Which song has electric guitar on it?
What did he do it on? He does it on a few. He does it a bit in “Below My Feet” and “Whispers in the Dark.” Ben was playing a bit of guitar, which is very exciting. It’s his latest foray into a new instrument. Marcus is still playing mostly acoustic, but we’ve always played a little bit of electric. It’s just following our intuition and giving the song what it needs.
Songs like “Lovers Eyes“ and “Where Are You Now?“ are a little more emotional in talking about being away from things and people you love. How has the constant traveling and the hectic schedule played into the way you guys create?

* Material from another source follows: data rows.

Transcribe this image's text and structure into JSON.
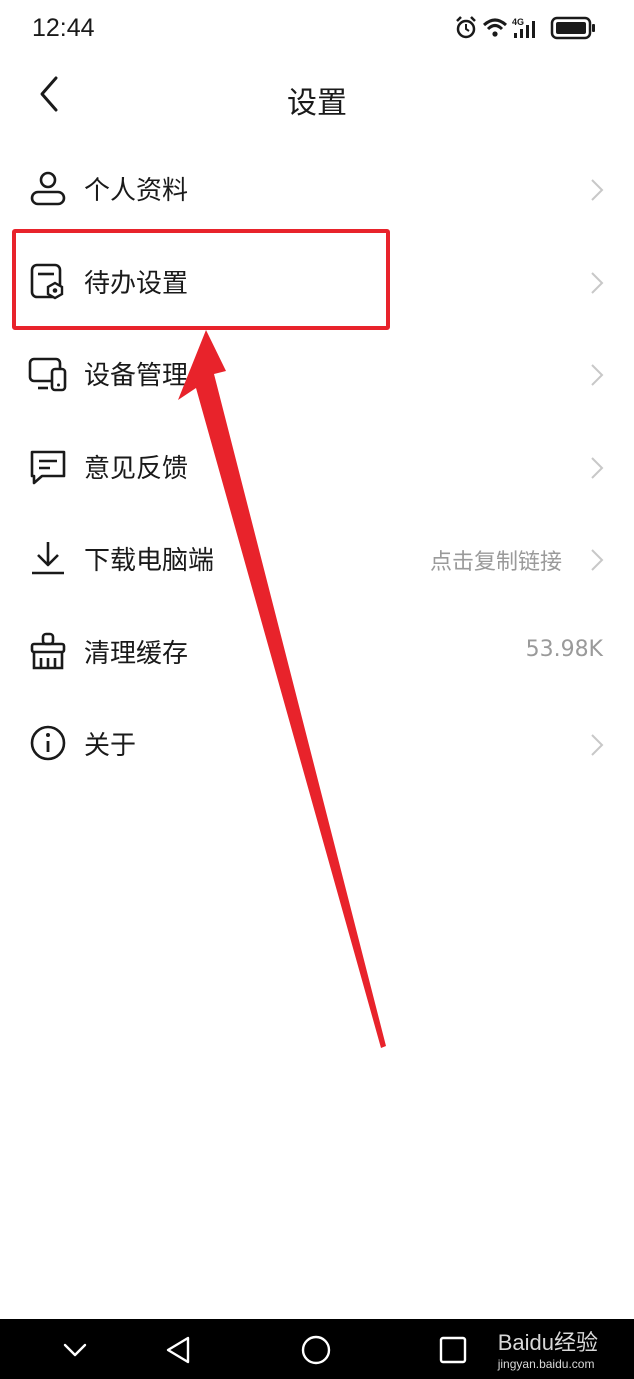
{
  "status_bar": {
    "time": "12:44",
    "network_badge": "4G",
    "icons": [
      "alarm-icon",
      "wifi-icon",
      "signal-icon",
      "battery-icon"
    ]
  },
  "header": {
    "title": "设置",
    "back_icon": "chevron-left-icon"
  },
  "settings": {
    "items": [
      {
        "label": "个人资料",
        "icon": "user-icon",
        "value": ""
      },
      {
        "label": "待办设置",
        "icon": "todo-settings-icon",
        "value": ""
      },
      {
        "label": "设备管理",
        "icon": "devices-icon",
        "value": ""
      },
      {
        "label": "意见反馈",
        "icon": "feedback-icon",
        "value": ""
      },
      {
        "label": "下载电脑端",
        "icon": "download-icon",
        "value": "点击复制链接"
      },
      {
        "label": "清理缓存",
        "icon": "broom-icon",
        "value": "53.98K"
      },
      {
        "label": "关于",
        "icon": "info-icon",
        "value": ""
      }
    ]
  },
  "annotation": {
    "highlight_color": "#e8232b"
  },
  "nav_bar": {
    "icons": [
      "nav-down-icon",
      "nav-back-icon",
      "nav-home-icon",
      "nav-recents-icon"
    ]
  },
  "watermark": {
    "brand": "Baidu经验",
    "url": "jingyan.baidu.com"
  }
}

It’s played in in a huge way. We always just write about what we know and what we feel. We’re inspired by all sorts of stuff – books, dreams or whatever. I think after the couple of years that we’ve had – the way it unfolded and being away so much – inevitably that’s a theme that’s going to occur on the record. It’s something that we’ve all shared, so we can write songs about that sort of stuff and all share intensely. We all can understand what we’re singing about. It is actually a theme in a couple of songs. We put “Reminder” on there as well, which is very much about being away and trying to keep sight of the one you’ve left behind.
Has it been tough?
Yeah, it really has. We’re all in relationships. And it’s hard to be away from our families. They all understand. For us, this is an absolute dream come true. It’s hard when you don’t get to see people that you love as often as you would like, or as often as they would like. It’s just the way it is, and we’ve tried to create as open and inviting an atmosphere as possible on tour, so if anyone wants to come – our siblings have all been on the road with us. All our girlfriends are on and off the bus the whole time and joining us for tours whenever they can. So that’s the only way to do it. In this job, you can’t expect to play gigs from your home.
Can you tell me about the track “Hopeless Wanderer“?

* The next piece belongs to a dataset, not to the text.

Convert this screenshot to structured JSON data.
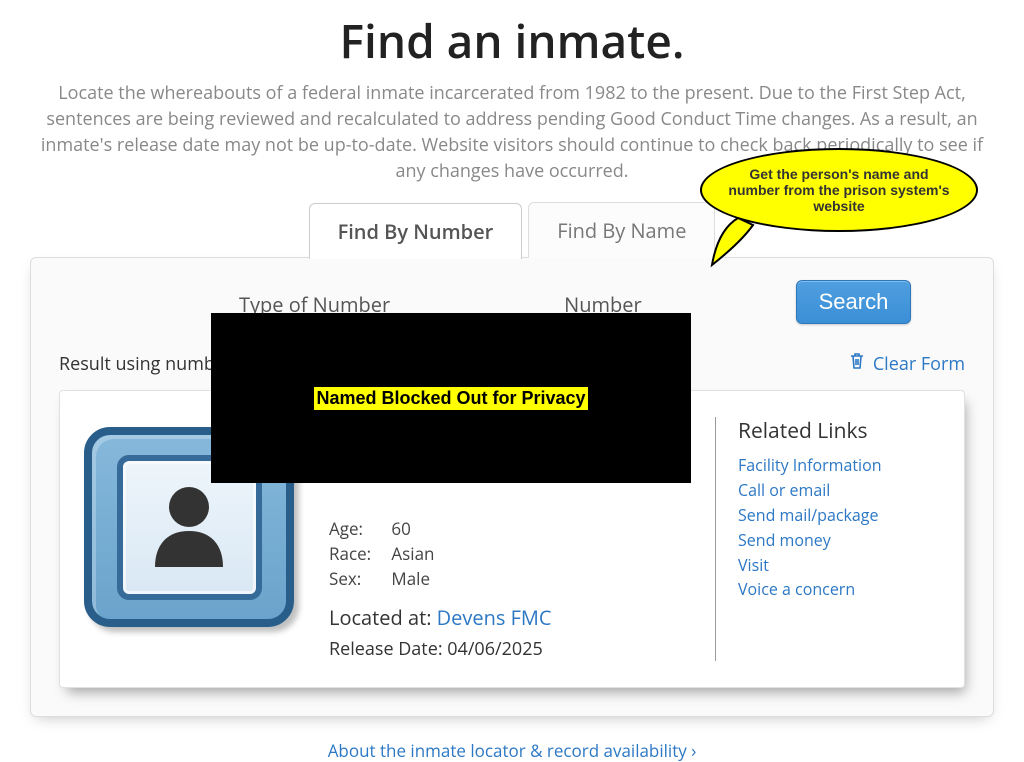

We took a break last Christmas and that’s, in my mind, where the conception of the [recording] session began. We had two months off. It’s the only real break we’ve had since 2007 as a band. And it was a very intentional time apart just to write. We came back together in Nashville and had a week of writing there in a little farmhouse someone lent us. We basically had a Mumford & Sons sort of workshop where all the ideas would come up and soundcheck or whatever. It was really messy, full of weird bits of half-developed stuff, and we were basically just sort of trolling through all of that stuff in Nashville and working out which ideas needed to be developed and which were good songs. We wrote “Hopeless Wanderer” there and that we haven’t played live yet. It’s one of my favorites, too. I think it sonically, it really defines the album, in a way: the excitement and drive. I think the writing is a little bit more mature. These are all things that I sort of think makes the second album different than the first album.
What drew you to the story of Babel?
I think it’s a great story, the story of Babel. I think anyone can direct it as an analogy for a lot of different situations. Honestly, we’d like not to be too descriptive with the songs and their meanings. It just felt a little bit like that was the song that were gonna say, “This is like chapter two. It’ll be like our best foot forward.” It feels like an important song to us right now.
Did you guys relate to the story of Babel?
I think everyone can, yes. It’s such a human thing. As humans, we’re such a discontented species. We’re always trying to further ourselves, and you get all the way to the moon and then it’s just discontent. You want to go to Mars. You know, there’s so many stories in that story. There’s definitely, like, analogies for our strange behavior as a species that I consider interesting.
You guys must know each other so well at this point. What is it like to spend all that time with the other guys?
It’s just such a strange thing when you spend so much time with three other people. It’s like a whole new category of friendship. I love them, and I know them infinitely better than anyone else on the planet. In the last three years we’ve hung out with almost no one else. I don’t know if you heard – Marcus broke his hand. It was bad. He’s kind of fixed it now. It was kind of amazing, because when it happened, obviously the spirit on the bus was like, “Fuck, you know, this is really bad.” But now, he’s just about back on top. We have this spirit that’s just uncrushable. Everyone just mans up and everyone just gets on with it. We just work out how we’re going to do it and make the best of a bad situation. And I think that’s why we’ve continued to get along well. There’s no one here who is defeatist. Whenever challenges occur, everyone starts to dive at it.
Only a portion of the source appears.